WASHINGTON — Backing down on the Administration's constitutional dispute with Senate Democrats, Secretary of State George P. Shultz has sent a letter to Capitol Hill pledging that government officials' testimony on a new missile treaty can be considered authoritative.
In the letter which was released today, Shultz also assured lawmakers that the Administration will not seek to reinterpret the accord later, as it has sought to do with the 1972 Antiballistic Missile Treaty.
White House spokesman Marlin Fitzwater said Shultz signed the letter to key Democratic senators who demanded that the testimony of Shultz and other top Administration officials on the Intermediate Nuclear Forces Treaty with the Soviet Union be considered legally binding.
Policy Sparked Dispute
Fitzwater said the letter was delivered Tuesday evening and that Shultz promised that "all INF testimony of executive branch officials within their authorized scope (will be) authoritative."

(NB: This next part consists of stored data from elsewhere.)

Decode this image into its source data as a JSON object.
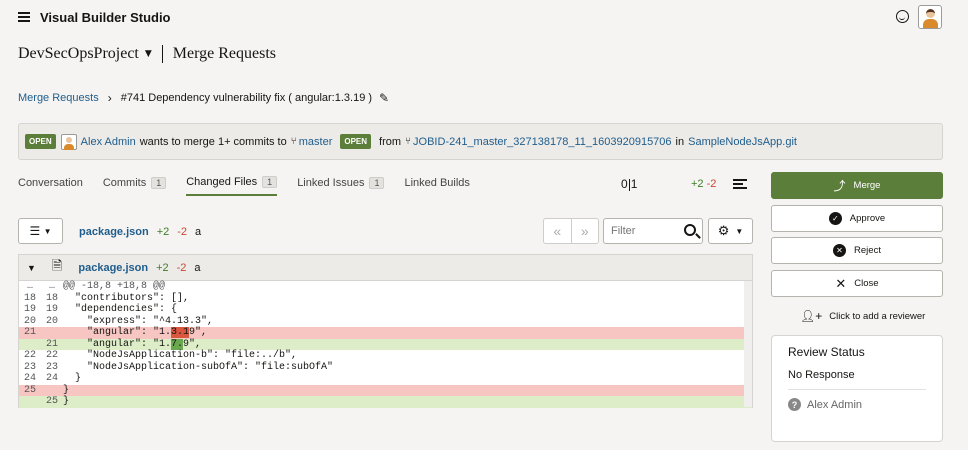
{
  "header": {
    "app_title": "Visual Builder Studio"
  },
  "project": {
    "name": "DevSecOpsProject",
    "section": "Merge Requests"
  },
  "breadcrumb": {
    "parent": "Merge Requests",
    "current": "#741 Dependency vulnerability fix ( angular:1.3.19 )"
  },
  "banner": {
    "status": "OPEN",
    "user": "Alex Admin",
    "text1": "wants to merge 1+ commits to",
    "target_branch": "master",
    "target_status": "OPEN",
    "from_label": "from",
    "source_branch": "JOBID-241_master_327138178_11_1603920915706",
    "in_label": "in",
    "repo": "SampleNodeJsApp.git"
  },
  "tabs": [
    {
      "label": "Conversation",
      "count": ""
    },
    {
      "label": "Commits",
      "count": "1"
    },
    {
      "label": "Changed Files",
      "count": "1"
    },
    {
      "label": "Linked Issues",
      "count": "1"
    },
    {
      "label": "Linked Builds",
      "count": ""
    }
  ],
  "progress": {
    "left": "0",
    "right": "1"
  },
  "diffstat": {
    "plus": "+2",
    "minus": "-2"
  },
  "toolbar": {
    "file": "package.json",
    "plus": "+2",
    "minus": "-2",
    "mode": "a",
    "filter_placeholder": "Filter"
  },
  "diff": {
    "file": "package.json",
    "plus": "+2",
    "minus": "-2",
    "mode": "a",
    "hunk_header": "@@ -18,8 +18,8 @@",
    "lines": [
      {
        "n1": "18",
        "n2": "18",
        "type": "ctx",
        "pre": "  \"contributors\": [],",
        "hl": "",
        "post": ""
      },
      {
        "n1": "19",
        "n2": "19",
        "type": "ctx",
        "pre": "  \"dependencies\": {",
        "hl": "",
        "post": ""
      },
      {
        "n1": "20",
        "n2": "20",
        "type": "ctx",
        "pre": "    \"express\": \"^4.13.3\",",
        "hl": "",
        "post": ""
      },
      {
        "n1": "21",
        "n2": "",
        "type": "del",
        "pre": "    \"angular\": \"1.",
        "hl": "3.1",
        "post": "9\","
      },
      {
        "n1": "",
        "n2": "21",
        "type": "add",
        "pre": "    \"angular\": \"1.",
        "hl": "7.",
        "post": "9\","
      },
      {
        "n1": "22",
        "n2": "22",
        "type": "ctx",
        "pre": "    \"NodeJsApplication-b\": \"file:../b\",",
        "hl": "",
        "post": ""
      },
      {
        "n1": "23",
        "n2": "23",
        "type": "ctx",
        "pre": "    \"NodeJsApplication-subOfA\": \"file:subOfA\"",
        "hl": "",
        "post": ""
      },
      {
        "n1": "24",
        "n2": "24",
        "type": "ctx",
        "pre": "  }",
        "hl": "",
        "post": ""
      },
      {
        "n1": "25",
        "n2": "",
        "type": "del",
        "pre": "}",
        "hl": "",
        "post": ""
      },
      {
        "n1": "",
        "n2": "25",
        "type": "add",
        "pre": "}",
        "hl": "",
        "post": ""
      }
    ]
  },
  "actions": {
    "merge": "Merge",
    "approve": "Approve",
    "reject": "Reject",
    "close": "Close",
    "add_reviewer": "Click to add a reviewer"
  },
  "review": {
    "title": "Review Status",
    "status": "No Response",
    "reviewer": "Alex Admin"
  }
}
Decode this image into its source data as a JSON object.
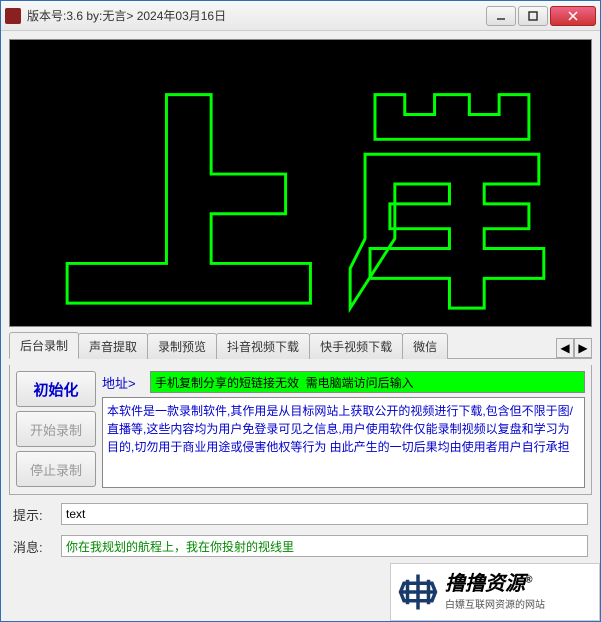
{
  "title": "版本号:3.6 by:无言> 2024年03月16日",
  "banner_text": "上岸",
  "tabs": [
    "后台录制",
    "声音提取",
    "录制预览",
    "抖音视频下载",
    "快手视频下载",
    "微信"
  ],
  "active_tab": 0,
  "buttons": {
    "init": "初始化",
    "start": "开始录制",
    "stop": "停止录制"
  },
  "address": {
    "label": "地址>",
    "value": "手机复制分享的短链接无效  需电脑端访问后输入"
  },
  "disclaimer": "本软件是一款录制软件,其作用是从目标网站上获取公开的视频进行下载,包含但不限于图/直播等,这些内容均为用户免登录可见之信息,用户使用软件仅能录制视频以复盘和学习为目的,切勿用于商业用途或侵害他权等行为   由此产生的一切后果均由使用者用户自行承担",
  "prompt": {
    "label": "提示:",
    "value": "text"
  },
  "message": {
    "label": "消息:",
    "value": "你在我规划的航程上，我在你投射的视线里"
  },
  "watermark": {
    "brand": "撸撸资源",
    "reg": "®",
    "tagline": "白嫖互联网资源的网站"
  }
}
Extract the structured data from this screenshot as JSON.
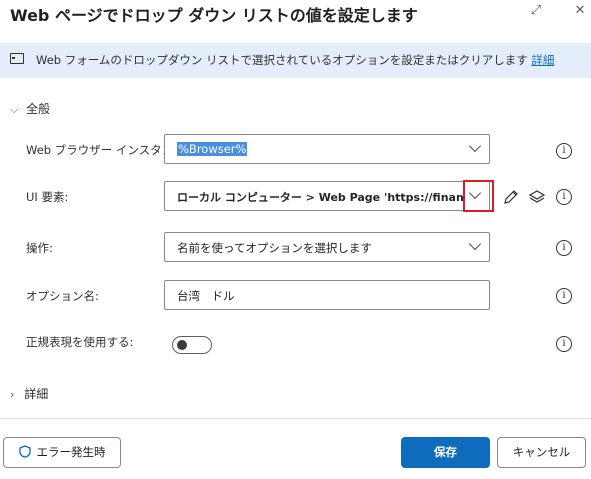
{
  "dialog": {
    "title": "Web ページでドロップ ダウン リストの値を設定します",
    "expand_glyph": "⤢",
    "close_glyph": "✕"
  },
  "info_bar": {
    "text": "Web フォームのドロップダウン リストで選択されているオプションを設定またはクリアします",
    "link": "詳細",
    "icon": "monitor-icon"
  },
  "sections": {
    "general": "全般",
    "advanced": "詳細"
  },
  "fields": {
    "browser": {
      "label": "Web ブラウザー インスタンス:",
      "value": "%Browser%"
    },
    "ui_element": {
      "label": "UI 要素:",
      "value": "ローカル コンピューター > Web Page 'https://finance.yahoo"
    },
    "operation": {
      "label": "操作:",
      "value": "名前を使ってオプションを選択します"
    },
    "option_name": {
      "label": "オプション名:",
      "value": "台湾　ドル"
    },
    "regex": {
      "label": "正規表現を使用する:",
      "value": false
    }
  },
  "help_glyph": "i",
  "footer": {
    "error_button": "エラー発生時",
    "save_button": "保存",
    "cancel_button": "キャンセル"
  },
  "colors": {
    "accent": "#0f6cbd",
    "info_bar_bg": "#e3eefa",
    "highlight_box": "#e01b24"
  }
}
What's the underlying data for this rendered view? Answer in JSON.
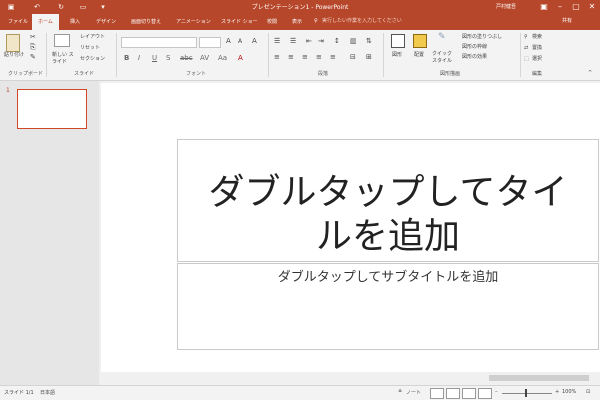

Shultz's action appears to mark a reversal of Administration policy that sparked a dispute with top Senate Democrats that flared into the open last week.
At that time, Senate Democratic leader Robert C. Byrd of West Virginia and Sen. Sam Nunn of Georgia, chairman of the Armed Services Committee, threatened to delay action on the treaty after failing to get Shultz's assurance that testimony given by him and other Administration officials is an accurate presentation of the treaty's meaning.
ABM Stand Unresolved
Although the Administration appears to have acceded on the question of interpretation of the INF treaty, it leaves unresolved the basic Administration position on interpretation of the 1972 ABM treaty with the Soviet Union--an interpretation that helped create the current dispute over the INF pact.
In testimony last year, State Department legal adviser Abraham Sofaer had maintained that executive branch testimony on the ABM treaty was not authoritative. This view permitted the Administration to reinterpret the ABM pact broadly to permit the testing of the Strategic Defense Initiative--or "Star Wars" system--in space.
Fitzwater stressed today that the Shultz letter deals strictly with the INF treaty and not with the ABM. He added, however, that he believes the letter is "responsive and goes a long way" to meeting the concerns of Byrd and Nunn.
The two Democratic leaders are out of the country this week conferring with European officials and had no immediate response to the letter.
Some Senate Democrats have said they favor attaching to the INF treaty a "binding condition" that would state specifically that Administration testimony on the INF pact is authoritative and legally binding. Sen. Joseph R. Biden Jr. (D-Del.), the Foreign Relations Committee's second-ranking Democrat, said Tuesday he planned to offer such a "condition."
In his letter, released today, Shultz said: "I can assure you that the Reagan Administration will in no way depart from the INF treaty as we are presenting it to the Senate."
Three Senate committees are conducting hearings this month on the INF accord, which eliminates all land-based superpower missiles with ranges from 300 to 3,400 miles. President Reagan and Soviet leader Mikhail S. Gorbachev signed the treaty Dec. 8 during the summit in Washington.